There is apparently no limit to the idiocy of the U.S. military as this story via a CBS affiliate proves. http://cbs5.com/topstories/local_story_159222541.html. I definitely wonder what kind of drugs these folks were taking. Here's a portion of the story:
As part of a military effort to develop non-lethal weapons, the proposal suggested, "One distasteful but completely non-lethal example would be strong aphrodisiacs, especially if the chemical also caused homosexual behavior.
"The documents show the Air Force lab asked for $7.5 million to develop such a chemical weapon.
"The Ohio Air Force lab proposed that a bomb be developed that contained a chemical that would cause enemy soldiers to become gay, and to have their units break down because all their soldiers became irresistibly attractive to one another," Hammond said after reviewing the documents."The notion was that a chemical that would probably be pleasant in the human body in low quantities could be identified, and by virtue of either breathing or having their skin exposed to this chemical, the notion was that soldiers would become gay," explained Hammond.
Daddy Dobson must be having a stroke.
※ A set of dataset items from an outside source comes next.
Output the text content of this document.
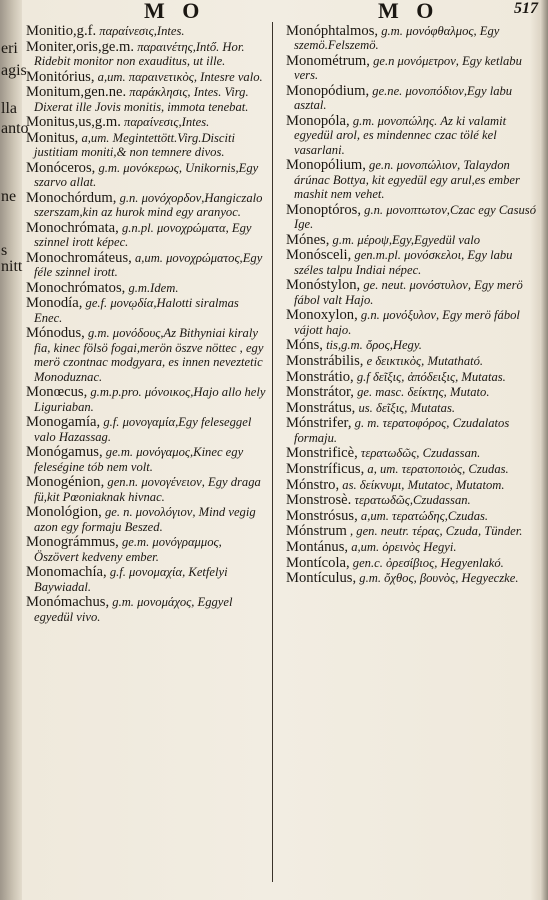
M O	M O	517

Monitio,g.f. παραίνεσις,Intes.

Moniter,oris,ge.m. παραινέτης,Intő. Hor. Ridebit monitor non exauditus, ut ille.

Monitórius, a,um. παραινετικὸς, Intesre valo.

Monitum,gen.ne. παράκλησις, Intes. Virg. Dixerat ille Jovis monitis, immota tenebat.

Monitus,us,g.m. παραίνεσις,Intes.

Monitus, a,um. Megintettött.Virg.Disciti justitiam moniti,& non temnere divos.

Monóceros, g.m. μονόκερως, Unikornis,Egy szarvo allat.

Monochórdum, g.n. μονόχορδον,Hangiczalo szerszam,kin az hurok mind egy aranyoc.

Monochrómata, g.n.pl. μονοχρώματα, Egy szinnel irott képec.

Monochromáteus, a,um. μονοχρώματος,Egy féle szinnel irott.

Monochrómatos, g.m.Idem.

Monodía, ge.f. μονῳδία,Halotti siralmas Enec.

Mónodus, g.m. μονόδους,Az Bithyniai kiraly fia, kinec fölsö fogai,merön öszve nöttec , egy merö czontnac modgyara, es innen neveztetic Monoduznac.

Monœcus, g.m.p.pro. μόνοικος,Hajo allo hely Liguriaban.

Monogamía, g.f. μονογαμία,Egy feleseggel valo Hazassag.

Monógamus, ge.m. μονόγαμος,Kinec egy feleségine tób nem volt.

Monogénion, gen.n. μονογένειον, Egy draga fü,kit Pœoniaknak hivnac.

Monológion, ge. n. μονολόγιον, Mind vegig azon egy formaju Beszed.

Monográmmus, ge.m. μονόγραμμος, Öszövert kedveny ember.

Monomachía, g.f. μονομαχία, Ketfelyi Baywiadal.

Monómachus, g.m. μονομάχος, Eggyel egyedül vivo.

Monóphtalmos, g.m. μονόφθαλμος, Egy szemö.Felszemö.

Monométrum, ge.n μονόμετρον, Egy ketlabu vers.

Monopódium, ge.ne. μονοπόδιον,Egy labu asztal.

Monopóla, g.m. μονοπώλης. Az ki valamit egyedül arol, es mindennec czac tölé kel vasarlani.

Monopólium, ge.n. μονοπώλιον, Talaydon árúnac Bottya, kit egyedül egy arul,es ember mashit nem vehet.

Monoptóros, g.n. μονοπτωτον,Czac egy Casusó Ige.

Mónes, g.m. μέροψ,Egy,Egyedül valo

Monósceli, gen.m.pl. μονόσκελοι, Egy labu széles talpu Indiai népec.

Monóstylon, ge. neut. μονόστυλον, Egy merö fábol valt Hajo.

Monoxylon, g.n. μονόξυλον, Egy merö fábol vájott hajo.

Móns, tis,g.m. ὄρος,Hegy.

Monstrábilis, e δεικτικὸς, Mutatható.

Monstrátio, g.f δεῖξις, ἀπόδειξις, Mutatas.

Monstrátor, ge. masc. δείκτης, Mutato.

Monstrátus, us. δεῖξις, Mutatas.

Mónstrifer, g. m. τερατοφόρος, Czudalatos formaju.

Monstrificè, τερατωδῶς, Czudassan.

Monstríficus, a, um. τερατοποιὸς, Czudas.

Mónstro, as. δείκνυμι, Mutatoc, Mutatom.

Monstrosè. τερατωδῶς,Czudassan.

Monstrósus, a,um. τερατώδης,Czudas.

Mónstrum , gen. neutr. τέρας, Czuda, Tünder.

Montánus, a,um. ὀρεινὸς Hegyi.

Montícola, gen.c. ὀρεσίβιος, Hegyenlakó.

Montículus, g.m. ὄχθος, βουνὸς, Hegyeczke.

eri
agis
lla
anto
ne
s
nitt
He wants to rid the world of gays and here's the U.S. military trying to create more. Steve Ralls of Servicemembers Legal Defense Network (SLDN), said "It is a homophobic and delusional proposition for the Pentagon to assume a gay opponent is any less formidable than a straight one."
I guess these people don't know their history. The Sacred Band of Thebes - a brigade of male lovers - was used to strengthen the Thebean line and never defeated until they clashed with Alexander the Great - another lover of other men - at the Battle of Chaeronea and died to the last man rather than surrender. A memorial to the Sacred Band of Thebes still stands at Chaeronea, marking the communal grave in which they were burried. Philip II of Macedon erected the tribute to commemorate the bravery of the conquered batallion.
1 comment:
If this was not so insulting and offensive, it would read like a really bad plot for a freshman english creative writing 101 class assignment.